My partner took a long afternoon nap, and I know the pressure from work and the idea that his life will change dramatically because on Friday we spent a long filling out forms for his interview for a Visa. I worked around it, even joining him for an hour of it. I took off to do errands, and he offered to drive me, and I said. “I don't mind taking public transportation, you just nap.”

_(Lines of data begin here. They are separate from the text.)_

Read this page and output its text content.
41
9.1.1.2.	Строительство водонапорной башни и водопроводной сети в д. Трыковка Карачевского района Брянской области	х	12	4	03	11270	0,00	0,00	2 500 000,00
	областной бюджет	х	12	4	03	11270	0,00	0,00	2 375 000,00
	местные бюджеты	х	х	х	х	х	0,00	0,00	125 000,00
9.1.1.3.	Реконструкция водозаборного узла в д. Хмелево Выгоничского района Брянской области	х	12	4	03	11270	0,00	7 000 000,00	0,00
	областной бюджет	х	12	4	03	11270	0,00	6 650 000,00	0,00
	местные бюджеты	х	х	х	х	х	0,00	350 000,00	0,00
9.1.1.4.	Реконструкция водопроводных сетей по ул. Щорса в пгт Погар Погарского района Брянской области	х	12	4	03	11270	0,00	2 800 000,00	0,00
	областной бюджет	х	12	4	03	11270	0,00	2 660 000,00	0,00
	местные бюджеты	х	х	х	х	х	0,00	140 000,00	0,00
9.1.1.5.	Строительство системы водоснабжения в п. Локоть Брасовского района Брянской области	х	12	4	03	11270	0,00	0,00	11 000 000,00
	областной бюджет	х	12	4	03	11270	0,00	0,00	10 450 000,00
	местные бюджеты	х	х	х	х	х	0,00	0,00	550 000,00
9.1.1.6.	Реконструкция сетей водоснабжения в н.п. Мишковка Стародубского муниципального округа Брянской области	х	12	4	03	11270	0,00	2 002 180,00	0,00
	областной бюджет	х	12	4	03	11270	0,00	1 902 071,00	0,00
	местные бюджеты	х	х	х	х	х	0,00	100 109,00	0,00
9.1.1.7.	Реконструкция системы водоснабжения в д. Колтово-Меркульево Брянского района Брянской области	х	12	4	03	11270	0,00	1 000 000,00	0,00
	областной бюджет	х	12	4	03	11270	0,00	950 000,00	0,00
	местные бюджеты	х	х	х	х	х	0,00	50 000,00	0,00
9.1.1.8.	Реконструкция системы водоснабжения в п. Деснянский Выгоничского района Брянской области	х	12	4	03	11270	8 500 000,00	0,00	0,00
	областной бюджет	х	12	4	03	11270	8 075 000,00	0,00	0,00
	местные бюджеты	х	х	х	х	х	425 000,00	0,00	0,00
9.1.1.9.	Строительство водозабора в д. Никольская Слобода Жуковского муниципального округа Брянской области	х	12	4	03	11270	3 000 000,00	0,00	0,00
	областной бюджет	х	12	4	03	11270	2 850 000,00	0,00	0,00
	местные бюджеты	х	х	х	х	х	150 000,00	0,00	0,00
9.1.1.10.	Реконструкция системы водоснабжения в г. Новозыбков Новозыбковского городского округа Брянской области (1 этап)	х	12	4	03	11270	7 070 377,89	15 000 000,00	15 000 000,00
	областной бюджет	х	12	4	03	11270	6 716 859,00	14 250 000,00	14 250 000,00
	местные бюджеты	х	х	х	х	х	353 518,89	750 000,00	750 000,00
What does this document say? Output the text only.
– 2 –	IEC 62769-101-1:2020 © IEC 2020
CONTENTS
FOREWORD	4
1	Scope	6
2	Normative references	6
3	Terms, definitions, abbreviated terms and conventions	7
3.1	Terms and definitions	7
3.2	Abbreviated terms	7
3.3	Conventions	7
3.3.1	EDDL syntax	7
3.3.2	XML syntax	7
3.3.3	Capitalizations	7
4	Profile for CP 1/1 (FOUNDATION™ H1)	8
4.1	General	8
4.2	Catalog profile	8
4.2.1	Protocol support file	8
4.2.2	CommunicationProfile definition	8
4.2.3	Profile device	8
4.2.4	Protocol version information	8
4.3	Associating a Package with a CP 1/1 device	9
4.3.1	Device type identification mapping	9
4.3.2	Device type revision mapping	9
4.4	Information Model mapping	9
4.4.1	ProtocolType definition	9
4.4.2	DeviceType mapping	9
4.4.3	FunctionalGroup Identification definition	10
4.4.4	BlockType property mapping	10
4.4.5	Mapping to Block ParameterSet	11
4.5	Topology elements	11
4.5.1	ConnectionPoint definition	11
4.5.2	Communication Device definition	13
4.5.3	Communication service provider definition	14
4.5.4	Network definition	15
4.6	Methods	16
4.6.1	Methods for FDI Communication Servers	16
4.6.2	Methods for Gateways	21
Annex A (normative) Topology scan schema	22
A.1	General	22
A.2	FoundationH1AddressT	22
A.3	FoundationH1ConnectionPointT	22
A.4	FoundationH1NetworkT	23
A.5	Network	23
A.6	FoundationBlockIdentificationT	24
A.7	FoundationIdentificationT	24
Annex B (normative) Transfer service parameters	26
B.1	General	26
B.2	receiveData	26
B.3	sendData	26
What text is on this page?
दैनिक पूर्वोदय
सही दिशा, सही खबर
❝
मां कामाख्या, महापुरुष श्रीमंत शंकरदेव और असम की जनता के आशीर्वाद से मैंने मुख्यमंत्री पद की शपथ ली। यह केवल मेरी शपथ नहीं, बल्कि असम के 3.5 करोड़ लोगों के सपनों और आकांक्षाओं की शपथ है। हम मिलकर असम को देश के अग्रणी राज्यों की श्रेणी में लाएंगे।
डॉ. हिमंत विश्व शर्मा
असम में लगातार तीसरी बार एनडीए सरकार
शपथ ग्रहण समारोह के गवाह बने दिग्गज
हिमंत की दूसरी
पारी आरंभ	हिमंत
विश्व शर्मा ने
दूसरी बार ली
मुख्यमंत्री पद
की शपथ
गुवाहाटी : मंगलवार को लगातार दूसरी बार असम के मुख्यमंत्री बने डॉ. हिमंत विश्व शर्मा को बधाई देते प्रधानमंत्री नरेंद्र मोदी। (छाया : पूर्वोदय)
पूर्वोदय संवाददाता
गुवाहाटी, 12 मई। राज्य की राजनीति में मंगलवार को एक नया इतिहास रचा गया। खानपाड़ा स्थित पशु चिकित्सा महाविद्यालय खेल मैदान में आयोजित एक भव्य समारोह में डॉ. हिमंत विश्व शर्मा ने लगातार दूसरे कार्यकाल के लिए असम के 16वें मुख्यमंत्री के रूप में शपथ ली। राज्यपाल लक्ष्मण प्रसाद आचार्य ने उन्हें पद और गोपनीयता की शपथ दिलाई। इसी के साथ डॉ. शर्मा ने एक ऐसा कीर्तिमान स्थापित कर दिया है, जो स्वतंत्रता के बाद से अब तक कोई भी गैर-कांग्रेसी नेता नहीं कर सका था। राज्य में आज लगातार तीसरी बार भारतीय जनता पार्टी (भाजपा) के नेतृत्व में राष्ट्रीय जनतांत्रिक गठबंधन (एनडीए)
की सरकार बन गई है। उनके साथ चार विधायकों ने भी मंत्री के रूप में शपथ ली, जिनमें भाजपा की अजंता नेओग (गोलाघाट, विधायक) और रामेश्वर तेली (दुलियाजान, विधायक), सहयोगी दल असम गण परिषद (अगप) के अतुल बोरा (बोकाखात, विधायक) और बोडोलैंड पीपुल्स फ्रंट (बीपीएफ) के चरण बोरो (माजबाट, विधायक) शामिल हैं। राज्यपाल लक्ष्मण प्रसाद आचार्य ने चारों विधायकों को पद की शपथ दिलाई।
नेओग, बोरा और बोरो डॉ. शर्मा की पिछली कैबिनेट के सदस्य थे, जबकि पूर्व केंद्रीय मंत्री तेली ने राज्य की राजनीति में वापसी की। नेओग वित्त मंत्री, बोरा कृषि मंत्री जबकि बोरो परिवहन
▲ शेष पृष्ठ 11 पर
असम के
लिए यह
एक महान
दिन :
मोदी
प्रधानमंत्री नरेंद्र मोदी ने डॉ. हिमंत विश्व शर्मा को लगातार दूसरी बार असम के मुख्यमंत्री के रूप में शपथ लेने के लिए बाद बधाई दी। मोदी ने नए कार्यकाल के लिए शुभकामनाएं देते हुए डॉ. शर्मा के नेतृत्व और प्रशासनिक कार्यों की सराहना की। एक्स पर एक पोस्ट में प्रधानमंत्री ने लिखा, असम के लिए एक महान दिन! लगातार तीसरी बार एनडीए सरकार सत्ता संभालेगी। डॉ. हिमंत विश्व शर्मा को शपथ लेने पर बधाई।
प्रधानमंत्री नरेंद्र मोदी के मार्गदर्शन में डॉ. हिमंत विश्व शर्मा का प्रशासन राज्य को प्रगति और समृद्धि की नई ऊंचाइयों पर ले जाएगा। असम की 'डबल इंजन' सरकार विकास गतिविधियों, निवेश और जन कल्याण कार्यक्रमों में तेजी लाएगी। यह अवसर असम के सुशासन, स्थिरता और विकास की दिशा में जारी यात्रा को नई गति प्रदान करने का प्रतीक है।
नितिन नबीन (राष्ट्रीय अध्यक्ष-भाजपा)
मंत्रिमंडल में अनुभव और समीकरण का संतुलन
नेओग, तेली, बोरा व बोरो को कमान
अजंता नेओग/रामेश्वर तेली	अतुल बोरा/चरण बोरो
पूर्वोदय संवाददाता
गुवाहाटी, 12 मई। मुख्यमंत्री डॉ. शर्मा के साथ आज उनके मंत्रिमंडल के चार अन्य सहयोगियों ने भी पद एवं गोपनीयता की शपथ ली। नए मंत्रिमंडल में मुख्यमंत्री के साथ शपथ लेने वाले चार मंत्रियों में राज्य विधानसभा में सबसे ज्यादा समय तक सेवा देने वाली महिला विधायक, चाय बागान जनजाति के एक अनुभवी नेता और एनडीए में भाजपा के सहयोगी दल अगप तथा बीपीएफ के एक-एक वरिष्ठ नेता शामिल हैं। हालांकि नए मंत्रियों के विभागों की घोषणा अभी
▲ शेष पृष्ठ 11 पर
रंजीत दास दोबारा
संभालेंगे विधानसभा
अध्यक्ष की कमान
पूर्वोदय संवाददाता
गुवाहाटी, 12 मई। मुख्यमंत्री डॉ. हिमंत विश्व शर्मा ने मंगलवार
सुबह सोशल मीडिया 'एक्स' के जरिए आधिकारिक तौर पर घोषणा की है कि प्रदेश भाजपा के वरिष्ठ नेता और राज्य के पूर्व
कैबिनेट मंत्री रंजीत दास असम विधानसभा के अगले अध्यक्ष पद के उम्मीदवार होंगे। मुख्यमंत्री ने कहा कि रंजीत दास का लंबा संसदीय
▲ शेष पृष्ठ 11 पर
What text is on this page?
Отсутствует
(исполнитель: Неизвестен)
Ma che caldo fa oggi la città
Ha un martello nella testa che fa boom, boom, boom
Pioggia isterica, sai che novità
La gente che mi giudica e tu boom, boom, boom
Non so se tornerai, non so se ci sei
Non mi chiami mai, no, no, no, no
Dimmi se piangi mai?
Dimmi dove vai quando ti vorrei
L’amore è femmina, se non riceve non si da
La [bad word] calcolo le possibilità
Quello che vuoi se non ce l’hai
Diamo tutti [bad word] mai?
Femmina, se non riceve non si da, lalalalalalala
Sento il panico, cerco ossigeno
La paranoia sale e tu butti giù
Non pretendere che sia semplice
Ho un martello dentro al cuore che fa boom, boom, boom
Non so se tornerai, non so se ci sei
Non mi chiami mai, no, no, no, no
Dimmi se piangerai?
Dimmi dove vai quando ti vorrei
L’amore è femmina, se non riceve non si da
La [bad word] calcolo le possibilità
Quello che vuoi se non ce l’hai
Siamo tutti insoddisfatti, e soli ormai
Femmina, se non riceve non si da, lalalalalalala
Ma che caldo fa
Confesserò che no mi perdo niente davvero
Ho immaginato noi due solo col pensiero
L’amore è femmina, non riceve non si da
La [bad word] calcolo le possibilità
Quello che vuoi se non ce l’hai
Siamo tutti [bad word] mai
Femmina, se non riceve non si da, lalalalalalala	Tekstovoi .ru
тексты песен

It took me a long time to learn this, but when I finally my partner be himself and do what he wants and when, the love blossoms naturally and freely. Of course one might say that we have matured in our relationship, but I surely had to let go of my desires, and just trust him fully. I have said in the past that if he or for the matter me, did anything wrong it would have never been done purposely to hurt the other. In reviewing my past actions, I could easily say that in times of personal insecurity, I would pressure him to fill my vacuum. No one likes to be forced into action that is not naturally in his or her way of expression. My wisdom in this came out of meditation exploring feelings as they appear in my body. Some people might read into this a kind of subjugation of one to another, but this is a maturation of a relationship that works dynamically and naturally. It also helps that he is responsible and honest to others not only me.
Yesterday, I
needed to go acupuncture, and he was resisting letting me go, as we doing errands, even though we could easily meet later. I did not push it, knowing I am not dying by not going. It settled
in his mind, and he could see I was in a bit of pain and so he naturally went
with me with no complaints. Things have their own momentum. I offered to pay for him to try it for pain he had from running instead of insisting coming from
the need to for him to learn about it. Surprise to me he followed in to the table beside me, where
in the past he would say it would say it something crazy I do. The funny thing
about love, you have to get the “me” out of the way. Boy, the payoff is great, I keep getting more and more displays of his love
naturally. Even verbal appreciation for things I did in the past flow
naturally from him. I continue
to tell him how lucky I am and his reply, “We are both lucky.”